In opposition, plaintiff raised triable issues of fact by presenting the affirmation of her treating orthopedist, who reviewed her MRI films and the unaffirmed reports of the orthopedic surgeon who performed arthroscopic surgery on the right knee. He concluded, based on the medical records and following a series of examinations, that plaintiff had suffered permanent injuries including lumbar disc herniations and tears of the medial and lateral meniscus, caused by the accident (see Duran v Kabir, 93 AD3d 566 [2012]). He found limitations in lumbar spine range of motion which correlated with the MRI
With respect to plaintiff’s 90/180-day claim, defendants did not dispute that she did not return to her work as a nurse’s aid for over three months after the accident, during which time she had arthroscopic surgery after an unsuccessful course of physical therapy, or provide any medical evidence that she was able to perform her usual and customary activities for at least 90 of the 180 days following the accident (Insurance Law § 5102 [d]; see Quinones v Ksieniewicz, 80 AD3d 506 [2011]).

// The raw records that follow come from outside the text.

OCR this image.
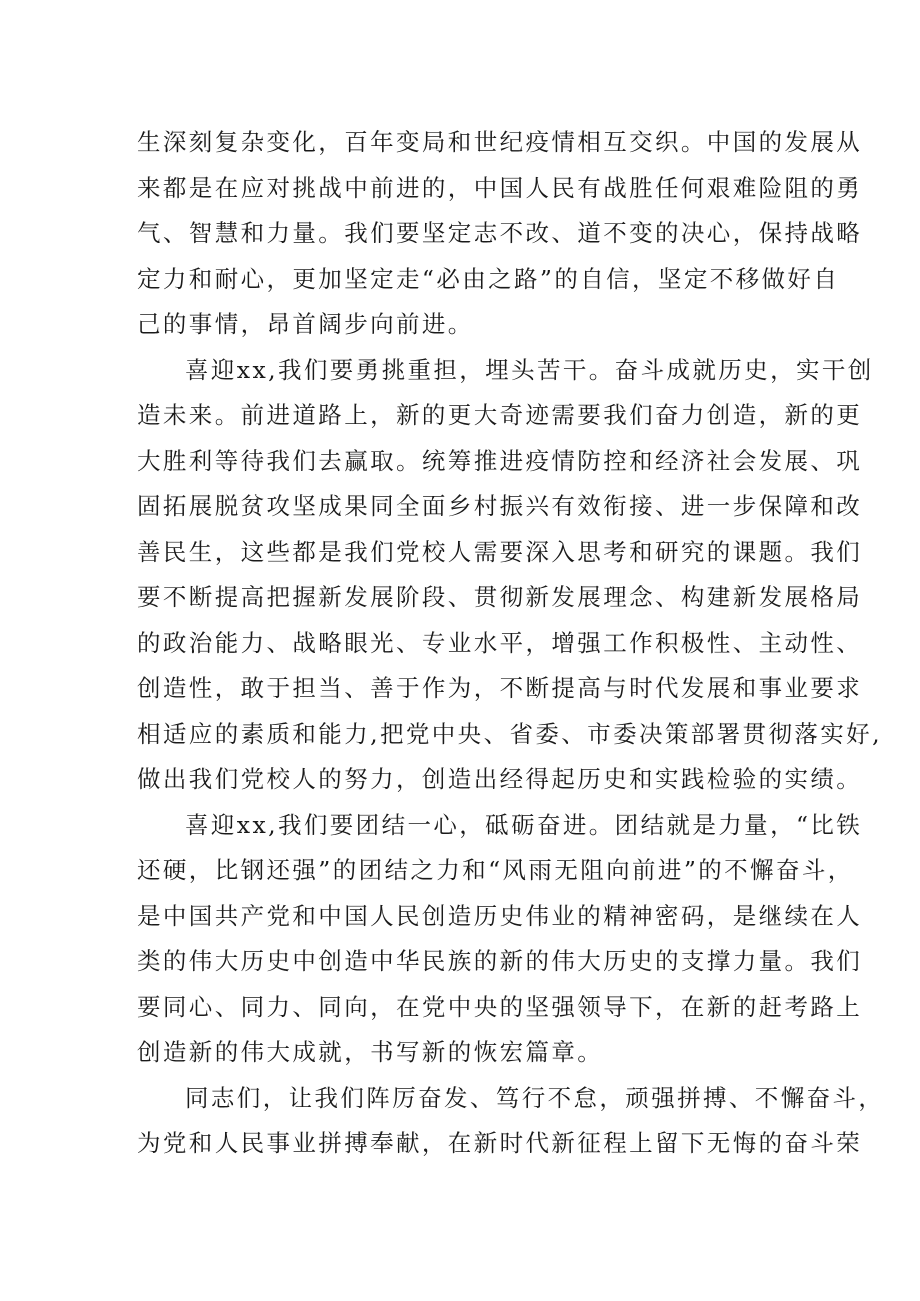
生深刻复杂变化，百年变局和世纪疫情相互交织。中国的发展从
来都是在应对挑战中前进的，中国人民有战胜任何艰难险阻的勇
气、智慧和力量。我们要坚定志不改、道不变的决心，保持战略
定力和耐心，更加坚定走“必由之路”的自信，坚定不移做好自
己的事情，昂首阔步向前进。
喜迎xx,我们要勇挑重担，埋头苦干。奋斗成就历史，实干创
造未来。前进道路上，新的更大奇迹需要我们奋力创造，新的更
大胜利等待我们去赢取。统筹推进疫情防控和经济社会发展、巩
固拓展脱贫攻坚成果同全面乡村振兴有效衔接、进一步保障和改
善民生，这些都是我们党校人需要深入思考和研究的课题。我们
要不断提高把握新发展阶段、贯彻新发展理念、构建新发展格局
的政治能力、战略眼光、专业水平，增强工作积极性、主动性、
创造性，敢于担当、善于作为，不断提高与时代发展和事业要求
相适应的素质和能力,把党中央、省委、市委决策部署贯彻落实好,
做出我们党校人的努力，创造出经得起历史和实践检验的实绩。
喜迎xx,我们要团结一心，砥砺奋进。团结就是力量，“比铁
还硬，比钢还强”的团结之力和“风雨无阻向前进”的不懈奋斗，
是中国共产党和中国人民创造历史伟业的精神密码，是继续在人
类的伟大历史中创造中华民族的新的伟大历史的支撑力量。我们
要同心、同力、同向，在党中央的坚强领导下，在新的赶考路上
创造新的伟大成就，书写新的恢宏篇章。
同志们，让我们阵厉奋发、笃行不怠，顽强拼搏、不懈奋斗，
为党和人民事业拼搏奉献，在新时代新征程上留下无悔的奋斗荣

Defendants, however, did submit evidence that plaintiffs injuries were not caused by the accident (see Townes v Harlem Group, Inc., 82 AD3d 583 [2011]). Nevertheless, for the reasons stated above, the opinion of plaintiffs treating physician, as well as the medical reports relied upon, were sufficient to raise an issue of fact as to the 90/180-day claim (id.). Concur — Tom, J.P., Andrias, Saxe, Moskowitz and Acosta, JJ.